To make big, pretty cocktails bubbles, you'll need both xanthan gum and egg whites as well as a cheap fish tank bubbler. Luckily, the doodad can be multipurposed: I use mine to circulate my DIY immersion circulator when it's not being used for bubbles :-).
Lecithin Lecithin is an emulsifier found in egg yolks and can be used to make delicate, bubbly foams. Use powdered soy lecithin, not the liquid type that's intended for oil-based applications. The technique is pretty simple: use an immersion blender to froth up your liquid with 0.5% scaling lecithin and scoop the foam off the top.
The biggest pain about using lecithin is that the stuff I've bought bunches up hard like brown sugar over time and can be a pain to use. It's also not as widely available as xanthan or gelatin. More info on lecithin here.
Unique applications, batching, and dietary restrictions
The techniques for making cocktail foam we've covered thus far should let you create any texture you want without much fuss. But, there are a few other ingredients you can try for special applications.
If you are part of an at-risk population and need to avoid the consumption of raw eggs, feel free to use pasteurized or powdered egg white instead of raw. I prefer using powdered because you can add more powder to bulk up your foam without diluting the drink.
The standard is 2 teaspoons of powder and 2 tablespoons water per egg white. Combine the powder and water in warm (not hot) water. A fork or immersion blender helps. Egg white powder is also sold as albumin powder.
If you're allergic to eggs, you can use egg-free hydrocolloids designed specifically to mimic the texture of an egg foam. These hydrocolloids can be useful in situations when you need large batches of foam: they stay stable for hours at room temperature, there's less risk of microbial growth than with egg whites, and it's a lot easier to scoop a few spoonfuls of powder than it is to crack and separate dozens of eggs.
The image at the beginning of this section is of a foam made with Methycellulose and xanthan gum, and you can get the recipe here.
- Versawhip is made from soy protein and can be used to create both hot and cold foams. It's easy to use: use a scaling of 1% and beat with a blender until a foam forms. Add xanthan gum (0.5% scaling) to create a thicker foam. Unfortunately, the problem with Versawhip is that it tastes bitter and metallic, so the foam has to be sweetened to mask those flavors. For that reason, I rarely use the stuff.

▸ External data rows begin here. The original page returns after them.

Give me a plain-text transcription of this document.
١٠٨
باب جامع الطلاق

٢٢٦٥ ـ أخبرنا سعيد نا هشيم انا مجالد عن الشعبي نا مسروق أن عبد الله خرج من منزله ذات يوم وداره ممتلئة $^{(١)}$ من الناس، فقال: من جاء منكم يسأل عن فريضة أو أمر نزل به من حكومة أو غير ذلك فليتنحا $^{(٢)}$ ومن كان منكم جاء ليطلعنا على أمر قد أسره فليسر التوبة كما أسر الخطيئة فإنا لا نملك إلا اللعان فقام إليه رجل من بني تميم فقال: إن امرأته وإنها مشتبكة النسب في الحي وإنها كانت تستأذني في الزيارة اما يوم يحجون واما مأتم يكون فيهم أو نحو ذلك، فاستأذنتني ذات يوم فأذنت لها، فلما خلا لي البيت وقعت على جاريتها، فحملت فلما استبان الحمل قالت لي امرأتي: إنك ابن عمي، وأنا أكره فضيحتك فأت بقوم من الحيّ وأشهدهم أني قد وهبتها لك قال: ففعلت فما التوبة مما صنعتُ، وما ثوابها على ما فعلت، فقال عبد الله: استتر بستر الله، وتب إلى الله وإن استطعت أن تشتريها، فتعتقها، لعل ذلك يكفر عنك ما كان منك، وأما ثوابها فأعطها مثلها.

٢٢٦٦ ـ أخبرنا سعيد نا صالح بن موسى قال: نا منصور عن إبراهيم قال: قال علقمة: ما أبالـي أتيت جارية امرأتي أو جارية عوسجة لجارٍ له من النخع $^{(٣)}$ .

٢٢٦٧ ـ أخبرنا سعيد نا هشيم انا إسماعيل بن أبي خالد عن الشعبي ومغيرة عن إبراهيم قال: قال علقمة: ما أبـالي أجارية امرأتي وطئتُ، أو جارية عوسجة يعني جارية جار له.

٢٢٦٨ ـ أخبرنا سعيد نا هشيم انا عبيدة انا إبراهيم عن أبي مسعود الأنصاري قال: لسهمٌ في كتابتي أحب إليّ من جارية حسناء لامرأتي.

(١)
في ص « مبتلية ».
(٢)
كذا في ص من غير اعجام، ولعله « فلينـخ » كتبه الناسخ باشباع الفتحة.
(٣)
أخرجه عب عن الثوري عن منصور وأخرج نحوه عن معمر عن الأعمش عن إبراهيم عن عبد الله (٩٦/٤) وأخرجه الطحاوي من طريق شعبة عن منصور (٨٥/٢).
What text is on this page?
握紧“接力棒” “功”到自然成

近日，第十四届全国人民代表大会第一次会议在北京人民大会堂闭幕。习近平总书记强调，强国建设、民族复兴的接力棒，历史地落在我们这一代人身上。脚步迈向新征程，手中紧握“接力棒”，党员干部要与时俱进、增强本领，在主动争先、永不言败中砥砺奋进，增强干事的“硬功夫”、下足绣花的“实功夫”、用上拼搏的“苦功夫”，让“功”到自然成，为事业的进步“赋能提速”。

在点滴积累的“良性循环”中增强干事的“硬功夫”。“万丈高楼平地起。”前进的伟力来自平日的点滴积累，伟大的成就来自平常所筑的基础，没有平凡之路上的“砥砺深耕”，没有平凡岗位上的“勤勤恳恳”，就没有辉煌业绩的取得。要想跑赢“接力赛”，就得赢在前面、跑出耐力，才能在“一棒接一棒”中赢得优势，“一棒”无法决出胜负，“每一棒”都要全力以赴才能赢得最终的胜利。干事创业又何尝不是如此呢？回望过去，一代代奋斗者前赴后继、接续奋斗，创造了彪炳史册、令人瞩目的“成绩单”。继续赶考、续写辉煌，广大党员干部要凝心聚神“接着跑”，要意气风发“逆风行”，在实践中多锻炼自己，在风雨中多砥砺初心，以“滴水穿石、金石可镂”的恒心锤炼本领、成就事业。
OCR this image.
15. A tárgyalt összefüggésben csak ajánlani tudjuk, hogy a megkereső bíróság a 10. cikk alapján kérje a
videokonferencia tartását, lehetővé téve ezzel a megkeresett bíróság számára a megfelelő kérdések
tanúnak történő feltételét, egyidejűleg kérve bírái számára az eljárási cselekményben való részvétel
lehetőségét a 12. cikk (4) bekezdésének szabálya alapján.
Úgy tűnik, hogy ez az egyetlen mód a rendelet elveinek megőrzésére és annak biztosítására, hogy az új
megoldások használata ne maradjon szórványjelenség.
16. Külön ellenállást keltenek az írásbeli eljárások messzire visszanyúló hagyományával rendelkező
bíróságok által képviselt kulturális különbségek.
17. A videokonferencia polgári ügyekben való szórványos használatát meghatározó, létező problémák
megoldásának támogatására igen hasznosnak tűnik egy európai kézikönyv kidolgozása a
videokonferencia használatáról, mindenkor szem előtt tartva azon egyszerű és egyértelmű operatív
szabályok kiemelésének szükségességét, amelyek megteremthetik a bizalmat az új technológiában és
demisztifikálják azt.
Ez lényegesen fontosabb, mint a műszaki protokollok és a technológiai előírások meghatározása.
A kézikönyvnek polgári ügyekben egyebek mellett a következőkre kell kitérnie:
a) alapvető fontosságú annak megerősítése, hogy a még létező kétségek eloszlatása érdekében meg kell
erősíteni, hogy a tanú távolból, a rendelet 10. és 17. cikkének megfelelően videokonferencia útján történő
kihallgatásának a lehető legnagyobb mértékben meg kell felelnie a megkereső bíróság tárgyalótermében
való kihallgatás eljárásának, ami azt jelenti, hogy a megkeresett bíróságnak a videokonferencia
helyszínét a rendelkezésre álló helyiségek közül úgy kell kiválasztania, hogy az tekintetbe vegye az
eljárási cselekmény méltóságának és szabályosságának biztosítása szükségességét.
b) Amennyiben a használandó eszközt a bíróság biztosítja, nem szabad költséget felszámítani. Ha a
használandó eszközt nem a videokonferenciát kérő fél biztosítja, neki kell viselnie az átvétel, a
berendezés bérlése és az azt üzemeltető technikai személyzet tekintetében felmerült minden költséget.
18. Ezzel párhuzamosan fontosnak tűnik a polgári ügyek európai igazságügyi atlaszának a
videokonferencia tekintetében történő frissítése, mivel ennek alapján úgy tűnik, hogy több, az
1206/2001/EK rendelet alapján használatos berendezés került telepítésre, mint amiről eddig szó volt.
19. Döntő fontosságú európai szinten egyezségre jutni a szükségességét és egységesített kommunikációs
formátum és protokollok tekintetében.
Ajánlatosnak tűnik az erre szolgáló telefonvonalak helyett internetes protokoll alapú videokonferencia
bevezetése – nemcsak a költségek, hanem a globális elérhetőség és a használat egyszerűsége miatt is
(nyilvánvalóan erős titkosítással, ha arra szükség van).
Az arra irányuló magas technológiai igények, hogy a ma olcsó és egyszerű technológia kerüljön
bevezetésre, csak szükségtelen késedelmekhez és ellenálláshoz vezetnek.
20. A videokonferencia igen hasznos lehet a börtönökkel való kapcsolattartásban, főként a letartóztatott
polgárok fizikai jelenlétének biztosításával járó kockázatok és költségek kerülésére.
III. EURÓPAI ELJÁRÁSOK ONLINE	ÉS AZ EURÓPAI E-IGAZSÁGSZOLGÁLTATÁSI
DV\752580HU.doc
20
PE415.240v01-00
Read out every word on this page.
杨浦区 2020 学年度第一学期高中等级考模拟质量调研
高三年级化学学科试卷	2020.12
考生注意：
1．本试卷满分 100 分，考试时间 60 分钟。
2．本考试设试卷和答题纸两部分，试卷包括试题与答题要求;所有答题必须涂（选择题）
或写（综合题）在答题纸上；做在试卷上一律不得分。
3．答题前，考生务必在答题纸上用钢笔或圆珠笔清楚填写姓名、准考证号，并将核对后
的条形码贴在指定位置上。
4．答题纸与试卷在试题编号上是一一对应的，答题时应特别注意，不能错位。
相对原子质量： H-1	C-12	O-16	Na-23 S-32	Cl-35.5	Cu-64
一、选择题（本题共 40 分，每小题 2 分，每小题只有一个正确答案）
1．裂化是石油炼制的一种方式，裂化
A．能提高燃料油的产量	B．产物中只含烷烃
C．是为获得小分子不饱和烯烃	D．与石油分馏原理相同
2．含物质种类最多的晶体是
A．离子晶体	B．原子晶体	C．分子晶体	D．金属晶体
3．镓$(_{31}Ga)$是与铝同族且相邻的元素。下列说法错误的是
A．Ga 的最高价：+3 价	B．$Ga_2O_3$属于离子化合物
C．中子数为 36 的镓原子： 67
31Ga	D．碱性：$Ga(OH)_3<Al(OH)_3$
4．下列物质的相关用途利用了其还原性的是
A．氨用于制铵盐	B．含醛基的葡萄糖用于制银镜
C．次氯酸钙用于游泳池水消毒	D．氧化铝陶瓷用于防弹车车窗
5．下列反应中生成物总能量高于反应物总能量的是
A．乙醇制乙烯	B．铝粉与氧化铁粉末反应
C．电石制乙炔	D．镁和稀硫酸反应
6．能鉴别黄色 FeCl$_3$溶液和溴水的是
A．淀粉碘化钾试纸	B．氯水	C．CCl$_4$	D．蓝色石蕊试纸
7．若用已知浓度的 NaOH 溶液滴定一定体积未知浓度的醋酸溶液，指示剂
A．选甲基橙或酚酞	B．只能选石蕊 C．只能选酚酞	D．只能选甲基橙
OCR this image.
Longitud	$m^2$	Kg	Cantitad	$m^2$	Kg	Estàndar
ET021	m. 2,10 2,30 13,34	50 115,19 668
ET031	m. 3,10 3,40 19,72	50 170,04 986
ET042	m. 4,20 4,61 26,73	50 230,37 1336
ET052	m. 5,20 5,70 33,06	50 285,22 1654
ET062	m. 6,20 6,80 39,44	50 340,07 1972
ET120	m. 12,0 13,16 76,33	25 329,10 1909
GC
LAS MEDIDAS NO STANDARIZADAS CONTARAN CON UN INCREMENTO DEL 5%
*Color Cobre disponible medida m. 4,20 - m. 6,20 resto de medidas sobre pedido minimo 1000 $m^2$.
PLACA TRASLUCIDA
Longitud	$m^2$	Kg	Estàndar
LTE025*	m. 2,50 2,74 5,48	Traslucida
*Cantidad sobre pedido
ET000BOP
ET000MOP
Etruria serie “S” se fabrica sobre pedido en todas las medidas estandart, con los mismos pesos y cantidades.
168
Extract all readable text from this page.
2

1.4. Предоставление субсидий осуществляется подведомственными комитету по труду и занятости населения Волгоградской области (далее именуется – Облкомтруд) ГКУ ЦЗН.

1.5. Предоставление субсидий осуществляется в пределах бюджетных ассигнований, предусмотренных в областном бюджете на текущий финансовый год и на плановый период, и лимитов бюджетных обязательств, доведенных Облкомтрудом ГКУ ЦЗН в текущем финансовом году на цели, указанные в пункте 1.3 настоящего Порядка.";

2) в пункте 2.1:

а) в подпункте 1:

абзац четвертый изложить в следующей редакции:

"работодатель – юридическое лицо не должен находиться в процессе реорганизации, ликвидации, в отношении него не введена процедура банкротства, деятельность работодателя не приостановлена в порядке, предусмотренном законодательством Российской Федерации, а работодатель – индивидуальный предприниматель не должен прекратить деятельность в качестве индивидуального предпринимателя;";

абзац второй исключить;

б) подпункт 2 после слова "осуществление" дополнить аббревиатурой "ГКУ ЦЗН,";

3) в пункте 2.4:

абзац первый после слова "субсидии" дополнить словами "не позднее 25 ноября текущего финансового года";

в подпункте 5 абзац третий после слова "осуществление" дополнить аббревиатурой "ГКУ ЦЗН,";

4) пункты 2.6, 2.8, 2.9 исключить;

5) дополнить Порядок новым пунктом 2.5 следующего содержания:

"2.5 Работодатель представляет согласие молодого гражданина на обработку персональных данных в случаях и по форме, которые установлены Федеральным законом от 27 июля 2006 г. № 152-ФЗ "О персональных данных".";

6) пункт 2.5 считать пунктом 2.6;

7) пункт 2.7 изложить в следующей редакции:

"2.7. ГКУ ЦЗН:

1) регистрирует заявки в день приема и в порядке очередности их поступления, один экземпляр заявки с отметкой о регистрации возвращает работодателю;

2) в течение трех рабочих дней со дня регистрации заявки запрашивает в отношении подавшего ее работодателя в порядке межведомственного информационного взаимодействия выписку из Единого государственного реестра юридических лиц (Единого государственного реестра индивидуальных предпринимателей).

- Methylcellulose describes a wide variety of hydrocolloids that do different things. I use MethylCel F50, a formulation best known for its ability to form gels at high temperatures. It works just as easily as Versawhip, but it has less of an undesirable aftertaste. Once again, a 1% scaling with 0.5% xanthan works well for a thick cocktail foam.
For vegans, both Versawhip and methycellulose contain no animal products. Another option is agar (or agar agar), a seaweed-based replacement for gelatin. Use agar as you would gelatin, but keep in mind that agar will gel at a higher temperature, so you may need to use less to achieve the same texture as an equivalent gelatin foam. Agar is available online and at many Asian groceries.
What have you tried?
In this article, I've tried to cover the techniques and tricks most useful and easy to implement at home. I'm sure there are other methods out there—what bubbly ideas do you have?